Description
A comforting Thai-inspired dish with udon noodles, tender chicken, and a rich coconut curry sauce, perfect for a quick and delicious dinner.
Ingredients
- 2 boneless chicken thighs, cut into bite-sized pieces
- 1 tsp curry powder
- ½ tsp garlic powder
- ½ tsp paprika
- ¼ tsp turmeric
- Salt & pepper, to taste
- 1 tbsp oil
- ½ small onion, chopped
- 3-4 cloves garlic, minced
- 2 tbsp red curry paste
- 1 cup coconut milk
- 1 pack udon (fresh or frozen)
- Veggies of choice (optional)
- Lime (for serving)
- Cilantro (for garnish)
- Red chili flakes (to taste)
Instructions
- Season the chicken with curry powder, garlic powder, paprika, turmeric, salt, pepper, and a drizzle of oil.

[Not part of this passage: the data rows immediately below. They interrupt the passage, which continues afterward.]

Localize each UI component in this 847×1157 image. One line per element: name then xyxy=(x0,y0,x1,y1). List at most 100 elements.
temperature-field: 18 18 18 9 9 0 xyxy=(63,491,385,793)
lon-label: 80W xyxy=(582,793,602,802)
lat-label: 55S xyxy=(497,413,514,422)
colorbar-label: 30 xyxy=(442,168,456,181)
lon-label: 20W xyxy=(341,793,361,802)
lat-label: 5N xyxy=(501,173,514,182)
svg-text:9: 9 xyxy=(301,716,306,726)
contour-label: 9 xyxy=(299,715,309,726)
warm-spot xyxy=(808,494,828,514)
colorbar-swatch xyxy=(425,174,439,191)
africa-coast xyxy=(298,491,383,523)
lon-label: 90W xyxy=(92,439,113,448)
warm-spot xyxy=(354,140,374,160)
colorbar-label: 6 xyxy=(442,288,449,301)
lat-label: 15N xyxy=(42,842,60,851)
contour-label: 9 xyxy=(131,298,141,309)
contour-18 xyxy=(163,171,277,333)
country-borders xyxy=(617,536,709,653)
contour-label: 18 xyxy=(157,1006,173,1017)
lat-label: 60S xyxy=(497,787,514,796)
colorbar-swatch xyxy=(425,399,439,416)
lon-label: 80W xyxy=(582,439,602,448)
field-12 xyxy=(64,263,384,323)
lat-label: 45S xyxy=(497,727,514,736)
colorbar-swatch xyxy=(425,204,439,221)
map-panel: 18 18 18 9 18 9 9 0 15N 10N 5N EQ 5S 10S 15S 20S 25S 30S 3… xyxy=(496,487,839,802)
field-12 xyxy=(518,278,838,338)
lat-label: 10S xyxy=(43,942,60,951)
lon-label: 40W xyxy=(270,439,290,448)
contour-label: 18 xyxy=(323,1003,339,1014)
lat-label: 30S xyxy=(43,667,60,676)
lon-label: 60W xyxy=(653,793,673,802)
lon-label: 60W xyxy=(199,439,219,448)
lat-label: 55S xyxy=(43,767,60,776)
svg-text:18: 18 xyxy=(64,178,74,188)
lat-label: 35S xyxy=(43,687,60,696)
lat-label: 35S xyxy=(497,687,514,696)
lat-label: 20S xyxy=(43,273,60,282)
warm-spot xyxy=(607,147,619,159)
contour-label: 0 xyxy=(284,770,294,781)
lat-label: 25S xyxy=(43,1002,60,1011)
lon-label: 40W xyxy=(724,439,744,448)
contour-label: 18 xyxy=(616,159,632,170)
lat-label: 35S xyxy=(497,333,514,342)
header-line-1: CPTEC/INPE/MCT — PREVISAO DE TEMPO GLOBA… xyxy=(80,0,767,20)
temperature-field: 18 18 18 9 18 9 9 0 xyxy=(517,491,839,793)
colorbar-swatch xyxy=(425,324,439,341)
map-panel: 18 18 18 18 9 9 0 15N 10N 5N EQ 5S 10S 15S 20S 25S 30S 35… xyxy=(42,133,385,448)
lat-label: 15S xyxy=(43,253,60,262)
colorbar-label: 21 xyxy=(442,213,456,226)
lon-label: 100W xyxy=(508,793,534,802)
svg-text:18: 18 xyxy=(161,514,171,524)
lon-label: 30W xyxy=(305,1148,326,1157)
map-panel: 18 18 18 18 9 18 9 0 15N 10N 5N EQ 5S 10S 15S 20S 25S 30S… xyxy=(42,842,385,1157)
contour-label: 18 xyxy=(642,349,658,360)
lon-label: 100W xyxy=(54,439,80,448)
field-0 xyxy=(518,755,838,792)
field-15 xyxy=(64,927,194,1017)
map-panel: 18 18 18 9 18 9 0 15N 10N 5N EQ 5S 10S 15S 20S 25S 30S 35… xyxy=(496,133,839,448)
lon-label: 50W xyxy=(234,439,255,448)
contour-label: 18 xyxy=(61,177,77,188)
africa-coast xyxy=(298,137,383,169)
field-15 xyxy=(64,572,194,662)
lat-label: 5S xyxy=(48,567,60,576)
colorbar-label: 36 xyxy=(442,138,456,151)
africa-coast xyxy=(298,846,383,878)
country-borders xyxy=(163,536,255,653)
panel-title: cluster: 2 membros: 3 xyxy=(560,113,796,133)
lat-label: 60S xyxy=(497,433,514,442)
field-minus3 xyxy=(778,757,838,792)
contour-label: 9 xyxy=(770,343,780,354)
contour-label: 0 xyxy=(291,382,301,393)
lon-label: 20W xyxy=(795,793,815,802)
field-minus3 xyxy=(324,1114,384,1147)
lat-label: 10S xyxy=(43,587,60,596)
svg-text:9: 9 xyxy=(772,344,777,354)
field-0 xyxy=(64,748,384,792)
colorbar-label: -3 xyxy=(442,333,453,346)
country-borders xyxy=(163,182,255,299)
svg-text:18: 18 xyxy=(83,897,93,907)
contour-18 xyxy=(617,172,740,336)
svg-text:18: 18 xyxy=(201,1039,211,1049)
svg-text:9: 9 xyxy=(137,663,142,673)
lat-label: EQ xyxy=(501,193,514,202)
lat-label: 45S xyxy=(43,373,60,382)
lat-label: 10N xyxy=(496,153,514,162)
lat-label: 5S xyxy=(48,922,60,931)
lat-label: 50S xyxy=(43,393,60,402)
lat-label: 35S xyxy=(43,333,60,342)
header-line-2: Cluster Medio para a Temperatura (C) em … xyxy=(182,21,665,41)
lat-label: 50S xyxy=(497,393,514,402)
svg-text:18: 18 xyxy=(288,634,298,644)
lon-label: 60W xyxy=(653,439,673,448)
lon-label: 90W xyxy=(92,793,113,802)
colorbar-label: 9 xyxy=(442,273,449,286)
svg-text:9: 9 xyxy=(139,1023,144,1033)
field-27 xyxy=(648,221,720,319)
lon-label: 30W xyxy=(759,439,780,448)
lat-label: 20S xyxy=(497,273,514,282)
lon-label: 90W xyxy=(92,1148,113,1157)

- Pan-fry the chicken over medium heat for 5–6 minutes until golden and cooked through. Remove and set aside.
- Add the chopped onion and minced garlic to the same pan. Sauté for 2-3 minutes until fragrant.
- Add the red curry paste and mix well to coat the aromatics.
- Pour in the coconut milk and bring to a gentle simmer.
- Add in the udon and the cooked chicken. Let everything simmer together for 2-3 minutes until the noodles loosen and soak up the sauce.
- Taste and adjust seasoning as needed.
- Garnish with cilantro, lime juice, and red chili flakes before serving.
Notes
Customize the dish with your choice of vegetables and adjust the spice level according to your preference. Serve with lime wedges for added brightness.